Though Eliza be impatient for me to tell her more of my story I first must impart some news which hath set the town a-twitter: Brighton is to have a tea-shop!

I recollect I once talked about the tea-parties which the mistress must now conduct each week and how much she and her gossips enjoy this simple pleasure. Yet what should set them all a-quiver now but the news that, just as in London, Brighton is to open a place wherein not only to buy all kinds of exotic types of leaves; but where ladies, unaccompanied by their menfolk, may with propriety eat and drink in public.

I did snigger to imagine how even now those upstairs will be planning all sorts of fashions and furbelows to wear; and how they must feel a little breath of freedom from their gilded cages. (Even though, I daresay, no tea-shop cakes and pastries will ever be the equal of my own.) I can only be glad, however, that those upstairs have stopped moping and mowing about the dire weather and can look forward to outings they can take together.

And so to continue my story: -

 I were minded to assure Eliza that there would be no more shocks for her in this unfolding tale for it grieved me to upset her. I had not realised she did not know her grandsire’s name was unknown; and mayhap there will be other matters new to her as well? Notwithstanding, I shall go on ...

My Grandam was born in the county of Cork in Ireland which she left when my own mother were but a babby. Grandam had married herself a husband of the Roman faith with whom at first she was happy.  It was not until my mother was born, however, that she realised that her husband, though not a regular churchman, was insistent that it were women who should obey his Lord for him.  This, says, my Grandam, was the way of it with many husbands: no matter how lax they were in their own obligations to the church, the arrival there each Sunday and Holy Day of their wives, with an increasing brood of children, proved a husband’s strict observance of holy strictures.

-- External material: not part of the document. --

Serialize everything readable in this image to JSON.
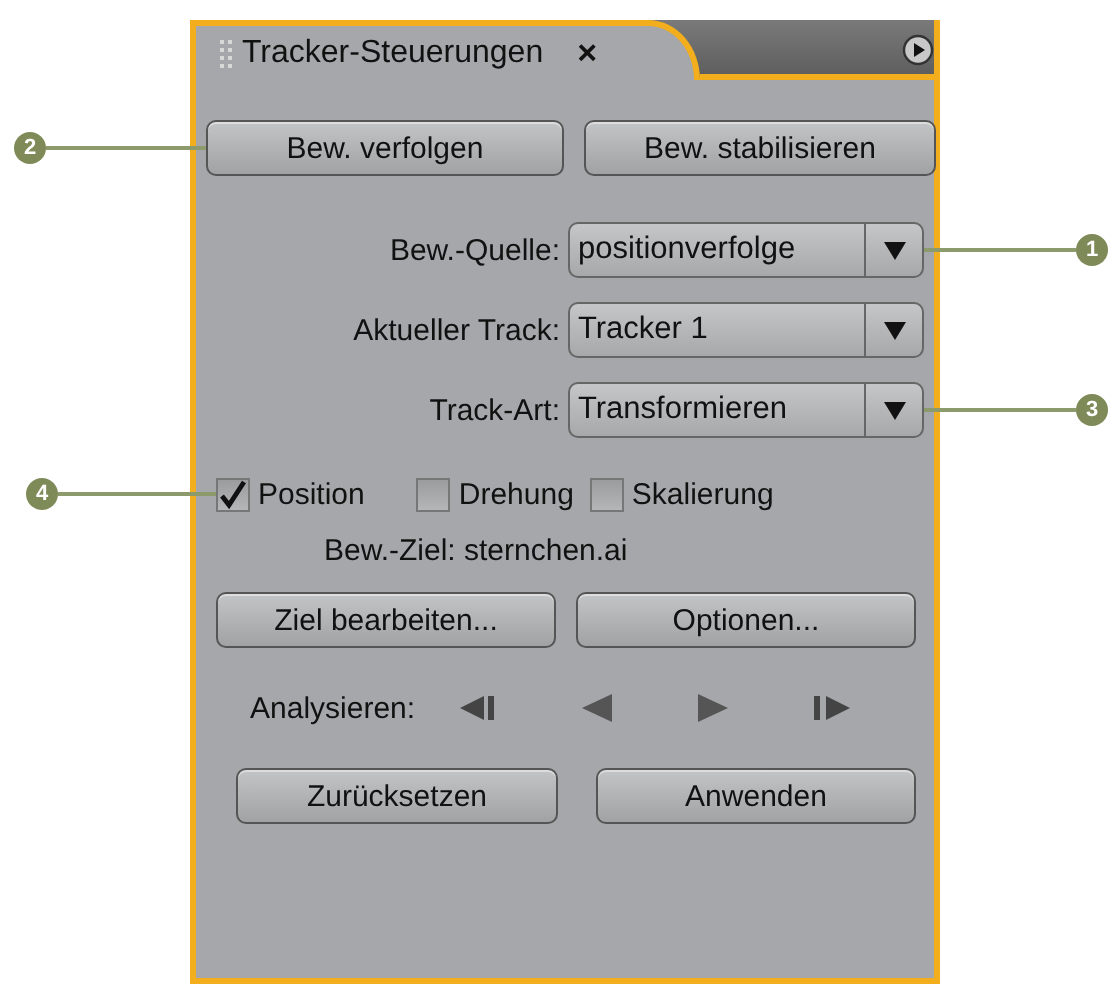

My Grandam therefore, sent her husband packing to the far ends of the earth, to a place in Lower Canada where, she later learned, he took himself another wife who knew her duty to God on behalf of my Grandparent and provided him 16 children.  Thus assured of his place in heaven, and quite content with his lot on earth amongst his brood, this old ancestor never again set foot in his native land.

Once having moved herself from the old country, things changed for my Grandam and my mother too. They found themselves to be restless, foreign spirits who traversed the length of the land of England before settling in the county of Cornwall.